Publication Date

Spring 2017

Degree Type


Degree Name

Master of Library and Information Science (MLIS)




Geoffrey Z. Liu


classification, machine learning, weeding

Subject Areas

Library science; Artificial intelligence


Studies have shown that library weeding (the selective removal of unused, worn, outdated, or irrelevant items) benefits patrons and increases circulation rates. However, the time required to review the collection and make weeding decisions presents a formidable obstacle. In this study, we empirically evaluated methods for automatically classifying weeding candidates. A data set containing 80,346 items from a large-scale academic library weeding project by Wesleyan University from 2011 to 2014 was used to train six machine learning classifiers to predict “Keep” or “Weed” for each candidate.
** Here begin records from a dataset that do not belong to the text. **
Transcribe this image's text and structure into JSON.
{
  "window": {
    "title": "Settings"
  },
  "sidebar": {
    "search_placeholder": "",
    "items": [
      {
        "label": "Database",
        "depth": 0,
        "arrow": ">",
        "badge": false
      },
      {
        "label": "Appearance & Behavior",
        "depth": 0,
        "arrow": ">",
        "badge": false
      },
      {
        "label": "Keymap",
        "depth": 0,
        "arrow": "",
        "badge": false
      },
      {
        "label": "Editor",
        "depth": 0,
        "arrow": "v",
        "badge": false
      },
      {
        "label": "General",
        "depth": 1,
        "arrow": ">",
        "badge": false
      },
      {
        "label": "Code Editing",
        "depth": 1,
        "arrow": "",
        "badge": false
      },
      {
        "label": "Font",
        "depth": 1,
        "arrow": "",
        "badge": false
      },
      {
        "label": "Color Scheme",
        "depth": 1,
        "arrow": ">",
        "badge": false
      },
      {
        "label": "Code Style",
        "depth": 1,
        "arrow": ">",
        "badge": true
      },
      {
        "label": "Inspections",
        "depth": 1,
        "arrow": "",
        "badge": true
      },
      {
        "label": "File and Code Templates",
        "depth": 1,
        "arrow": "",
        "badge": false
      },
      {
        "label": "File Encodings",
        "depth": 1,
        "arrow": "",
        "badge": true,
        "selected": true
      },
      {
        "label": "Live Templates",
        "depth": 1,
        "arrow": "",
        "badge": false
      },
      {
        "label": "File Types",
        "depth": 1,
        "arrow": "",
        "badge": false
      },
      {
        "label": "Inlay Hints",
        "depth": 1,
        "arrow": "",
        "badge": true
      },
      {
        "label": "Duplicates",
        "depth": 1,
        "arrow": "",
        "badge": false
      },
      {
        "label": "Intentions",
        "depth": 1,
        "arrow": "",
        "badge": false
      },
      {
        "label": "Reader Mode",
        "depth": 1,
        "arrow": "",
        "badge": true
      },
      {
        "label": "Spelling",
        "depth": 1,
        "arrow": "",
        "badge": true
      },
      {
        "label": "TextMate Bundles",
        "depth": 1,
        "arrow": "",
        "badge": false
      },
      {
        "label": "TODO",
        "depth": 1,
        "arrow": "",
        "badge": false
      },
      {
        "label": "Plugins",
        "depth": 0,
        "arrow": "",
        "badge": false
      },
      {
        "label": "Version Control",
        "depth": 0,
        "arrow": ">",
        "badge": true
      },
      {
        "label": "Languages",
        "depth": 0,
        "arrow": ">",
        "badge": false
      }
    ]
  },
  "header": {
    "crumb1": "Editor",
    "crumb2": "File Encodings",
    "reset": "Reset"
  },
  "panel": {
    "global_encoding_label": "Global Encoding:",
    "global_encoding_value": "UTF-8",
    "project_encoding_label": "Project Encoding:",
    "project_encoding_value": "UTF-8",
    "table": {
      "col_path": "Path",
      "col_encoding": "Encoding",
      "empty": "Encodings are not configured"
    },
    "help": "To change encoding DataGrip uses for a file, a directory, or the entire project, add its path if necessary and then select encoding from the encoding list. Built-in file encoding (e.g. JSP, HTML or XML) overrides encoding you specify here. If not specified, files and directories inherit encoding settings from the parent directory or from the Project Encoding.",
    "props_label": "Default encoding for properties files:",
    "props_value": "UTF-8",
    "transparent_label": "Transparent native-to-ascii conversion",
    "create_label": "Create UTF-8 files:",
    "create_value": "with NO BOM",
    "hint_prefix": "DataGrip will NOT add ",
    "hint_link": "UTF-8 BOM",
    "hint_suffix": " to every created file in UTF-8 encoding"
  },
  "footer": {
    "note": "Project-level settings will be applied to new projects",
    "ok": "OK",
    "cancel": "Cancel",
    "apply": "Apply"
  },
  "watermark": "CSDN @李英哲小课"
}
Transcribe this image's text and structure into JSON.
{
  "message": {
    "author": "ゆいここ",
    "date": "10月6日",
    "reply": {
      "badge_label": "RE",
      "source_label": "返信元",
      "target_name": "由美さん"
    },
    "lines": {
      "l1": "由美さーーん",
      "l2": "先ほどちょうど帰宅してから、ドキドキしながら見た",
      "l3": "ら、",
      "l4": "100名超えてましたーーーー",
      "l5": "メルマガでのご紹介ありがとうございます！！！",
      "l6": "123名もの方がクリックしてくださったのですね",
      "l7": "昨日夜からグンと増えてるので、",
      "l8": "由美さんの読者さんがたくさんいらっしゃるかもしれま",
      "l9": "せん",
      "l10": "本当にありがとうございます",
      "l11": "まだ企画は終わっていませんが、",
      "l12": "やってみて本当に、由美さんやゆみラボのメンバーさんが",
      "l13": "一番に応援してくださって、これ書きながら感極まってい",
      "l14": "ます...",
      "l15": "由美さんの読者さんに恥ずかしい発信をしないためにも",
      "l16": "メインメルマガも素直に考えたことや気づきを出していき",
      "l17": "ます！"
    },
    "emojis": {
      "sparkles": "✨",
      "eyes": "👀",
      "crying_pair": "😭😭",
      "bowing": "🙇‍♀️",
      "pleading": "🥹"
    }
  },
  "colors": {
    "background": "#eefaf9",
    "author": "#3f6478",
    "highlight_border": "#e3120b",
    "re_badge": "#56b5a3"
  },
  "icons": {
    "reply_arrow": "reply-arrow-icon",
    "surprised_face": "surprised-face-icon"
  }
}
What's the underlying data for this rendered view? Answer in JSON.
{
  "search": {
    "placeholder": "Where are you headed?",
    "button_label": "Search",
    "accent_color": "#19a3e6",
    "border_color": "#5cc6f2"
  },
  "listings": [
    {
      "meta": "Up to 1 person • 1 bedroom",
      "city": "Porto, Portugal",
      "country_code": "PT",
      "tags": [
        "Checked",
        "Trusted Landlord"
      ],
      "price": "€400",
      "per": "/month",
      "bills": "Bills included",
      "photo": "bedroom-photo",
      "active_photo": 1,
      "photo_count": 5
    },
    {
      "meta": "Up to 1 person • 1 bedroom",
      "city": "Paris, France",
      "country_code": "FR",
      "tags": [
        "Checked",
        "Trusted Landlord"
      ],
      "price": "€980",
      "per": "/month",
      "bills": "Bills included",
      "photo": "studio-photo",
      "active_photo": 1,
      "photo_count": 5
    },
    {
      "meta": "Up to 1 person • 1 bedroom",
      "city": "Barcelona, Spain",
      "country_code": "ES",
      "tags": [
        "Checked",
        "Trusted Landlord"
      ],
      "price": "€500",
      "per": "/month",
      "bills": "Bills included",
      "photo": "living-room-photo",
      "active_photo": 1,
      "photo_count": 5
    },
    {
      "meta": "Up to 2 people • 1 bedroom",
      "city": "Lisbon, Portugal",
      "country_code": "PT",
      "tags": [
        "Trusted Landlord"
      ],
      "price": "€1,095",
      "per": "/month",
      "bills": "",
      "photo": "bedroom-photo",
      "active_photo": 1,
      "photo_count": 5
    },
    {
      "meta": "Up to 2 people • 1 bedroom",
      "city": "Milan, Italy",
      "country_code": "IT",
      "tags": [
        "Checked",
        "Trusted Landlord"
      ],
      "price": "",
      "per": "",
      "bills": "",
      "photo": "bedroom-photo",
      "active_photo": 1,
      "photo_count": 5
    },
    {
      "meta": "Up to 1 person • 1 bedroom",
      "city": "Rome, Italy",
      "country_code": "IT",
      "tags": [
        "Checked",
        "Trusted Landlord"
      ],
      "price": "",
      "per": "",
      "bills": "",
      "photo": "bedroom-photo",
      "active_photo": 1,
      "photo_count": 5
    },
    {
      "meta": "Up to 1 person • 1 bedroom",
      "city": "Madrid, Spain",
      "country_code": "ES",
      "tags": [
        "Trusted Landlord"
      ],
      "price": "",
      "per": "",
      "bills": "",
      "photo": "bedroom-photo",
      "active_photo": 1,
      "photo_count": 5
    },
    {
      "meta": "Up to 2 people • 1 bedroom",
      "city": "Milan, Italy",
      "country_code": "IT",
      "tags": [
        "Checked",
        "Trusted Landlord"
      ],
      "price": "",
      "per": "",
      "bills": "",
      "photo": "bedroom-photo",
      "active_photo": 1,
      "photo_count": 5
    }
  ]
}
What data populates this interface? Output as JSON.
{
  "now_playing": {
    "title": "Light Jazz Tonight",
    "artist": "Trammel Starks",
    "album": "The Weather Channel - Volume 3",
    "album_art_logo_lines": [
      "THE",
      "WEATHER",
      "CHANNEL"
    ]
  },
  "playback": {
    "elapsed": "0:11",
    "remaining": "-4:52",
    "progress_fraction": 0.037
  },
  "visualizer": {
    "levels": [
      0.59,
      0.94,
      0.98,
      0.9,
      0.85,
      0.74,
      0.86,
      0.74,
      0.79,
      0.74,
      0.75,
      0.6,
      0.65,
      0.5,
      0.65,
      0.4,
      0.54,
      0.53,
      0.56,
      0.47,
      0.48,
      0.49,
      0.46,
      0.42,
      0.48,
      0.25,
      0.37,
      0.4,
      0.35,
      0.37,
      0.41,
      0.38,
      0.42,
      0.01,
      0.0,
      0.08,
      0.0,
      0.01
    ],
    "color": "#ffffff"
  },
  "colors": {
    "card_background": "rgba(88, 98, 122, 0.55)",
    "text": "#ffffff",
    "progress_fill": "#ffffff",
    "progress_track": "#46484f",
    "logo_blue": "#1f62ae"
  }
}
We found statistically significant agreement (p = 0.001) between classifier predictions and librarian judgments for all classifier types. The naive Bayes and linear support vector machine classifiers had the highest recall (fraction of items weeded by librarians that were identified by the algorithm), while the k-nearest-neighbor classifier had the highest precision (fraction of recommended candidates that librarians had chosen to weed). The most relevant variables were found to be librarian and faculty votes for retention, item age, and the presence of copies in other libraries. Future weeding projects could use the same approach to train a model to quickly identify the candidates most likely to be withdrawn.